Tuesday, May 12, 2009

The world is ending ... but how?

These are good times for pessimists, if that even makes sense. Everywhere you look, you can find ways the world is going to hell in a handbasket. Between the Taliban and swine flu and the financial crisis, there is enough material to keep your grumpy neighborhood pessimist going for a while. 'Smile', as the guy said, 'tomorrow will be worse.'

I was reading a hyped-up version of some such 'armageddon' when I started thinking about the book I recently completed and blogged about, Bill Bryson's A Short History of Nearly Everthing. There, the cheerful Mr. Bryson lays out not one, not two, but many different ways the earth could literally come to an end. And when you start speaking in a truly cosmic sense, the sky could literally fall, the earth could literally erupt in a ball of fire. There are real armegeddons out there, my friends, and they would literally be it. The end. Finito. So long, and thanks for all the fish, as Douglas Adams might say.

So, how might we die, you ask? Let me count the ways.

First up, an ice age. Here is what A Short History has to say on the matter. 'For most of its history until fairly recent times the general pattern for Earth was to be hot with no permanent ice anywhere. The current ice age - ice epoch really - started about 40 million years ago, and has ranged from murderously bad to not bad at all. Ice ages tend to wipe out evidence of earlier ice ages, so the further back you go the more sketchy the picture grows, but it appears that we have had at least seventeen severe glacial episodes in the last 2.5 million years or so.' ... 'About fifty more glacial episodes can be expected, each lasting a hundred thousand years or so, before we can hope for a really long thaw.'

And just in case you think we have a lot of time to get ready for a long winter, Bryson helpfully adds, 'Previous inter-glacials have lasted as little as eight thousand years. Our own has already passed its ten thousandth anniversary.' Sweet.

Next up - asteroids. 'It is thought, based on extrapolating from cratering rates on the moon, that some two thousand asteroids big enough to imperil civilized existence regularly cross our orbit. But even a small asteroid - the size of a house say - could destroy a city. The number of these relative tiddlers in Earth-crossing orbits is almost certainly in the hundreds of thousands and possibly in the millions. ... The first one wasn't spotted until 1991, and that was after it had already gone by.' So what would happen if an asteroid decided to come by to visit? Well, at the speeds at which these asteroids travel, our atmospheric air would get compressed and heated to a temperature of about 60,000 K, or ten times the surface temperature of the sun. Everything in the path of the meteorite of course would vaporize. It would hit earth 1 second after entering our atmosphere. The blast would blow out a thousand cubic kilometers of rock, earth and superheated gases. The shock would radiate out at the speed of light. 'It has been estimated', Bryson informs us calmly , that at least a billion and a half people would be dead by the end of the first day.'

Here is my question - who are the manic depressives estimating this stuff? Thay have to get a life!

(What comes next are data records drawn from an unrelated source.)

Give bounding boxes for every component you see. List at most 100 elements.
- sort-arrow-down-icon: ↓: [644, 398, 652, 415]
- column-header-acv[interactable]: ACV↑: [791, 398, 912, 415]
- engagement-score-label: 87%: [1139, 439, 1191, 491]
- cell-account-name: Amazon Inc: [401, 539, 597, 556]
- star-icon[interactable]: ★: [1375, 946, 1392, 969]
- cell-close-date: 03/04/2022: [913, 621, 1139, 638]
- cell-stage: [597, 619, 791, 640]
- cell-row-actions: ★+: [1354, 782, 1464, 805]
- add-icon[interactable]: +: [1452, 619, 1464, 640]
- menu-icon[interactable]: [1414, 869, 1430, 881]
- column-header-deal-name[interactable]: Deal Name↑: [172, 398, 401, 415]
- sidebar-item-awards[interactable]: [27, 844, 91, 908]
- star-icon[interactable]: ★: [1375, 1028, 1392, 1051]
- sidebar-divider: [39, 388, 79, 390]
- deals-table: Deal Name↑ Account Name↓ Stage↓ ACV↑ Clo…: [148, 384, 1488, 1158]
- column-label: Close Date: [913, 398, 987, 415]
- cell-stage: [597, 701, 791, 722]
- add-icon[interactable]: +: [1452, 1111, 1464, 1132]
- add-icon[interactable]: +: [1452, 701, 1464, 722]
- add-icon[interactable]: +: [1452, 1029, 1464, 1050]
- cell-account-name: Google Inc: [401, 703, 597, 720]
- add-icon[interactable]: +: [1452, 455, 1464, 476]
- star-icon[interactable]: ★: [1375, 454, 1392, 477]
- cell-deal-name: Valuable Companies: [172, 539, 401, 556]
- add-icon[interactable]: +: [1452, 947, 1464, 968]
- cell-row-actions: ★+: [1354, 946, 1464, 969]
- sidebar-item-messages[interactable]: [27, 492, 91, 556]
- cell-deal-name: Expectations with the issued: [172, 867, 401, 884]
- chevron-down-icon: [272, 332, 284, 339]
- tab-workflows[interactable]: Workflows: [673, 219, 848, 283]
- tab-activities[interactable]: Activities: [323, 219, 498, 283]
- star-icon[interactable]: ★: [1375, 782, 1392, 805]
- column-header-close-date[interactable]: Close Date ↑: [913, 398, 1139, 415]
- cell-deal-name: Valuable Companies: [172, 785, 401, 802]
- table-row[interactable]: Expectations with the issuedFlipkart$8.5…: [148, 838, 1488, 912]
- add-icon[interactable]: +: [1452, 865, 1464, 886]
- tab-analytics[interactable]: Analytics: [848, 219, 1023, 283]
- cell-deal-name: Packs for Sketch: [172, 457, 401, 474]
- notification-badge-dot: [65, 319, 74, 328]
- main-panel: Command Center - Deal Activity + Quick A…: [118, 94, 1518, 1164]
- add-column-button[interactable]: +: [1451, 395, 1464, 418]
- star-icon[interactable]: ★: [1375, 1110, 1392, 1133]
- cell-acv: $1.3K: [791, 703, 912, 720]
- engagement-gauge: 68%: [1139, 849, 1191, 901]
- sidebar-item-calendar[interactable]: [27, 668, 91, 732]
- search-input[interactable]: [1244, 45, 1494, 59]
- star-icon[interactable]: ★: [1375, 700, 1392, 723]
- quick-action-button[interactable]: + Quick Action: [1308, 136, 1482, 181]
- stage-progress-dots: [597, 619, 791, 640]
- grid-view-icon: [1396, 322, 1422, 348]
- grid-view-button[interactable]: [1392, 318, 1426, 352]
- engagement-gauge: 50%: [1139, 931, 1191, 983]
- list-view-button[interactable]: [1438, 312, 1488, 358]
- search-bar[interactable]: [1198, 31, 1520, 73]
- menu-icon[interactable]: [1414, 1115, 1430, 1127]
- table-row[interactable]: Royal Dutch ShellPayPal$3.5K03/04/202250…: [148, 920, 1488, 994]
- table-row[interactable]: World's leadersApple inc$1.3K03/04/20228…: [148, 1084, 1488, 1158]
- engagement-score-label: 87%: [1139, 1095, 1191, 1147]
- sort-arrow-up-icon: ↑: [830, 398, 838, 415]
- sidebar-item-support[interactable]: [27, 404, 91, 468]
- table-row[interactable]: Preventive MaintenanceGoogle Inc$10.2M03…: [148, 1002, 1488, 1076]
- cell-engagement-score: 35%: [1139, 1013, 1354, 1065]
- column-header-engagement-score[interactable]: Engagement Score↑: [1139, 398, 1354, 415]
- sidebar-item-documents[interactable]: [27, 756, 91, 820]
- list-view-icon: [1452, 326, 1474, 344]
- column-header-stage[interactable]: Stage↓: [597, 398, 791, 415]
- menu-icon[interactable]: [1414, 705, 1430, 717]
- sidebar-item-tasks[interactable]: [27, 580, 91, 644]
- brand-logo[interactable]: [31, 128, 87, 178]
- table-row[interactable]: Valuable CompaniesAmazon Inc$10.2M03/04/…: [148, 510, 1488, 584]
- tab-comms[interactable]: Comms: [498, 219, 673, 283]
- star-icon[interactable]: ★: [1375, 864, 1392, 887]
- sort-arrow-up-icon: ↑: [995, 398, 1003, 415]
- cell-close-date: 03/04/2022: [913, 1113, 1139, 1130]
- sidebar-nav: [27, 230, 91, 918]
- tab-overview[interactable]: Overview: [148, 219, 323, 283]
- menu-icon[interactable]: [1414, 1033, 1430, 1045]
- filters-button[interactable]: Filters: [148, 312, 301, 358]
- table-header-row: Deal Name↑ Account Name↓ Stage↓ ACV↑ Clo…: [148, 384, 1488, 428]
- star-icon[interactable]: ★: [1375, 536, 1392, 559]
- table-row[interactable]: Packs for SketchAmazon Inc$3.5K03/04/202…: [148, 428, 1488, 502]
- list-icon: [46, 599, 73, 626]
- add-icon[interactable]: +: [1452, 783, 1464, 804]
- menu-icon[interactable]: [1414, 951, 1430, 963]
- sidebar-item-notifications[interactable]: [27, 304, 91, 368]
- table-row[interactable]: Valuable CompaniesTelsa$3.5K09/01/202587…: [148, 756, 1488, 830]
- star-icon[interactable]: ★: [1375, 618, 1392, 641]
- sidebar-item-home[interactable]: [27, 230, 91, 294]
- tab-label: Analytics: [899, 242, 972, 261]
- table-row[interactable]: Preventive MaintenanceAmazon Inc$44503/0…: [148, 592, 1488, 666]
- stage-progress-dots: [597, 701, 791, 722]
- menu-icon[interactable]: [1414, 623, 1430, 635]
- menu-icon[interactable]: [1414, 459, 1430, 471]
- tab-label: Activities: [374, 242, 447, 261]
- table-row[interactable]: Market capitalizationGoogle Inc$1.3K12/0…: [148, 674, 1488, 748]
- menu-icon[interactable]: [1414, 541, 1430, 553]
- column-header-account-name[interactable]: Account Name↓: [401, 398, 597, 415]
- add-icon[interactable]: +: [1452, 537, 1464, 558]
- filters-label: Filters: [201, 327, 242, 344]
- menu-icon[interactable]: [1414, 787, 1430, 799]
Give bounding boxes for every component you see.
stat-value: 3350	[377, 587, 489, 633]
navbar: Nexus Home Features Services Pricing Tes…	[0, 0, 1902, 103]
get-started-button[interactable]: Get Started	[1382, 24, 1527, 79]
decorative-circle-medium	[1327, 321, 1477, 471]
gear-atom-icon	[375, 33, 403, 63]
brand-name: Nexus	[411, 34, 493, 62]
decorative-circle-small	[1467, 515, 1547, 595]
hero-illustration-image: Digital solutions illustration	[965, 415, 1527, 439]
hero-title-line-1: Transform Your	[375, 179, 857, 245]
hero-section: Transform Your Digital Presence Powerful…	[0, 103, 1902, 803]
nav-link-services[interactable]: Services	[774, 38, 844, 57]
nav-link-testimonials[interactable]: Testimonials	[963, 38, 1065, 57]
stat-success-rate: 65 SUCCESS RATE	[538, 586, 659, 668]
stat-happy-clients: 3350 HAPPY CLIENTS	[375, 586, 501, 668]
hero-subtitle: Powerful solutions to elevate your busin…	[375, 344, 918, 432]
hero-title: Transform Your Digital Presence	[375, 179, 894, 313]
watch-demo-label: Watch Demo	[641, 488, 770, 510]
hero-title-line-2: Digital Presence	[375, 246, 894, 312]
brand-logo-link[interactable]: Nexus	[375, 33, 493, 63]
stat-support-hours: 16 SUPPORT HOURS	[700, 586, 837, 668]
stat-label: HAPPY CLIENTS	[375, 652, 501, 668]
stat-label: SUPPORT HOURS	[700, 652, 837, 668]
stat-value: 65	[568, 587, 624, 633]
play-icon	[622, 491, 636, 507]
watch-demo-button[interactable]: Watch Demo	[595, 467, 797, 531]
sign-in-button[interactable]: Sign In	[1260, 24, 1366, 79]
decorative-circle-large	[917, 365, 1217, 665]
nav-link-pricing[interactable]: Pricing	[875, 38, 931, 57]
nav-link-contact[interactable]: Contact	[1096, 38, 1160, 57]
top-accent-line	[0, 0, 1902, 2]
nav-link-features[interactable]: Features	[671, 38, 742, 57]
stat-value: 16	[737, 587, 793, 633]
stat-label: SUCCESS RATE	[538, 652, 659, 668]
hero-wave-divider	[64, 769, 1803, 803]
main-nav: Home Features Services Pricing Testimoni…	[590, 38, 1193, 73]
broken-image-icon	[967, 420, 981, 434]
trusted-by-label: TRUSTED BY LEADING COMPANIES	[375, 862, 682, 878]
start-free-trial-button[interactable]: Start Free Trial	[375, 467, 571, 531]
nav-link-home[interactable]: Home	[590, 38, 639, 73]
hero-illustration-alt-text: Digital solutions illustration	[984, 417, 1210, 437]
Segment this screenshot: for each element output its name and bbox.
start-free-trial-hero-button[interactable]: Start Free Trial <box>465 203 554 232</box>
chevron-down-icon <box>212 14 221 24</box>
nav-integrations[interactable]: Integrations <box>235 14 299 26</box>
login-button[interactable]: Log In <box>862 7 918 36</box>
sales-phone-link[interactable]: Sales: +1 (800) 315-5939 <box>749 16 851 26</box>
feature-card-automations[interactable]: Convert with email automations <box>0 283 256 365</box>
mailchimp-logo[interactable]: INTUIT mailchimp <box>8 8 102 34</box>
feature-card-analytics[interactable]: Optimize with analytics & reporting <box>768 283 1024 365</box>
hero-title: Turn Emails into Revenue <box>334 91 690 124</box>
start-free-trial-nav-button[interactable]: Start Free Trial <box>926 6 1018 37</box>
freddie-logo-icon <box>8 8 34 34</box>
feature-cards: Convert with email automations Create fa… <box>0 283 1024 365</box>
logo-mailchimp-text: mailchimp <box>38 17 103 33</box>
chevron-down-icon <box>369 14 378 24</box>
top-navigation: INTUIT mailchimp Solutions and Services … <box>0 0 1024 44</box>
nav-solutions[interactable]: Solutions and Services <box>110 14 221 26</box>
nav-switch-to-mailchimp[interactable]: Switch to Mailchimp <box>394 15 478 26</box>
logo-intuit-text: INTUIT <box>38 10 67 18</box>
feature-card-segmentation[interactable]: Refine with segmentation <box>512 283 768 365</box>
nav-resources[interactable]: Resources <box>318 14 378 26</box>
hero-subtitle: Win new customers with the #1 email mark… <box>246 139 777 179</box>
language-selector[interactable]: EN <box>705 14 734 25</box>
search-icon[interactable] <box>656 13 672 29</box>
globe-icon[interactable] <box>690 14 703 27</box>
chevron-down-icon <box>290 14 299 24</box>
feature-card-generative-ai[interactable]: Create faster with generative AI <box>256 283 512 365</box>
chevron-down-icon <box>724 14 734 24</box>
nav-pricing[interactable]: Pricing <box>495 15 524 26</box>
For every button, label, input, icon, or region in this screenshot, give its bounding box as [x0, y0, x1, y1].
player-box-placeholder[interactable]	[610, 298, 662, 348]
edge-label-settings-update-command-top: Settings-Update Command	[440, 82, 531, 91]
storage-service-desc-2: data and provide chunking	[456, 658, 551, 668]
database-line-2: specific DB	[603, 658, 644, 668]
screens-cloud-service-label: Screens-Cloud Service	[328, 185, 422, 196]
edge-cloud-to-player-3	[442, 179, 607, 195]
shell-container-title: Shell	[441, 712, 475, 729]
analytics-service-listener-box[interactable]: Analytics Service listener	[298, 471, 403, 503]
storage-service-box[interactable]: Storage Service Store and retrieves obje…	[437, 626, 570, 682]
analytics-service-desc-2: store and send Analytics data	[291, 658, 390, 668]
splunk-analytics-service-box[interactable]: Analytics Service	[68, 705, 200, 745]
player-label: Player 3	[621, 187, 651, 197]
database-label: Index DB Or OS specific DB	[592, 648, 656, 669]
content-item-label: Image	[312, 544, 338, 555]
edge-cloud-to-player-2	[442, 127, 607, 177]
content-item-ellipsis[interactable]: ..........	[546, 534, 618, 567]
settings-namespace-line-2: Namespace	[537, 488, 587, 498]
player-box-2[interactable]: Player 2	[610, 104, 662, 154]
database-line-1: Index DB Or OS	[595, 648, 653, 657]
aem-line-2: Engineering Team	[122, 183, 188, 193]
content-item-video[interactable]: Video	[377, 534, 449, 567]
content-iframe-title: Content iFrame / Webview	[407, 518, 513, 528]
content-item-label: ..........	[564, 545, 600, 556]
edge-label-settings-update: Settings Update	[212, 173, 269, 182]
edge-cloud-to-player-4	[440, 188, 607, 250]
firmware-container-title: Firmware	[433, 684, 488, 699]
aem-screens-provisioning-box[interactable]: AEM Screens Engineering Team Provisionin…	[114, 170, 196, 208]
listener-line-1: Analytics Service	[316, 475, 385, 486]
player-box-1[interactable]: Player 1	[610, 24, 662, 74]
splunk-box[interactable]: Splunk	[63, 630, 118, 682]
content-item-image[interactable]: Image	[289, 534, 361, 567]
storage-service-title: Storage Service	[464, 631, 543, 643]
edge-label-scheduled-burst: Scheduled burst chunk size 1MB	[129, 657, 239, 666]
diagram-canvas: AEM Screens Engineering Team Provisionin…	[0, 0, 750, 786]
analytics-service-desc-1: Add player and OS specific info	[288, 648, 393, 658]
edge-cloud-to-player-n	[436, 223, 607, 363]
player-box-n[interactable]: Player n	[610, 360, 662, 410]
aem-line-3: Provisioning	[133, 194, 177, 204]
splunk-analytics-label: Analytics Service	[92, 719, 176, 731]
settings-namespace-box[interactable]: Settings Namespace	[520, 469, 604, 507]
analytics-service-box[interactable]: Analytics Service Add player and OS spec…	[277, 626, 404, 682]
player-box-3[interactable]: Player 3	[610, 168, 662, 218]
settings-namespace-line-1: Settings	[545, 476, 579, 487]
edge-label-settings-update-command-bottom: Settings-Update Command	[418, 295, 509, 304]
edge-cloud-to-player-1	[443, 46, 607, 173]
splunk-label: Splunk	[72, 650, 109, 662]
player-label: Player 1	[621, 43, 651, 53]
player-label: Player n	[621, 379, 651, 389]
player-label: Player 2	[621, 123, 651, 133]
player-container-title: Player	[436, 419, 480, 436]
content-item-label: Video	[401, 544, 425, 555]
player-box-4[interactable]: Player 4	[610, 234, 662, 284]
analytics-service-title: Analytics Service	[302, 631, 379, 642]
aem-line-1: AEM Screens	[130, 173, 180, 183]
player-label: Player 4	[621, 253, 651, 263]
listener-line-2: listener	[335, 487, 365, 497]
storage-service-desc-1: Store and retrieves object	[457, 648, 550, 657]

Want some more? Let's talk about recurring viruses. Nobel laureate Peter Medawar defined a virus as 'a piece of nucleic acid surrounded by bad news'. He wasn't kidding. Viruses aren't themselves alive, but introduce them into a suitable host, and they burst into life. 'They reproduce in a fanatical manner, then burst out in search of more cells to invade. ... They also have the unnerving capacity to burst upon the world in some new and startling form and then to vanish again as quickly as they came.'

Bryson goes on to discuss (I kid you not) the Great Swine Flu epidemic of 1918. 550,000 people in America died, and the global toll is estimated at between 20 million and 50 million. 'A disagreeable Russian virus known as H1N1 caused severe outbreraks over wide areas in 1933, then again in the 1950s, and yet again in the 1970s. Where it went in the meantime each time is uncertain ... No one can rule out the possibility that the Great Swine Flu epidemic might once again rear its head.'

Just in case you aren't the type to be afraid of pig stuff recurring, Bryson optimistically adds - 'If it doesn't, others well might. New and frightening viruses crop up all the time.' Like that little thing called HIV.

I could go on. But I think you get the picture. There is some really scary stuff out there. Stuff that could kill us, and eventually will. So the next time the S&P falls 300 points, and you feel like jumping off a cliff after looking at your 401k statement, remember: An asteroid could have crashed into us yesterday. But it didn't. Party-time!

1 comment:

  1. Very timely! I hadn't realized that he had specifically mentioned the Swine Flu and H1N1 in the book- scary.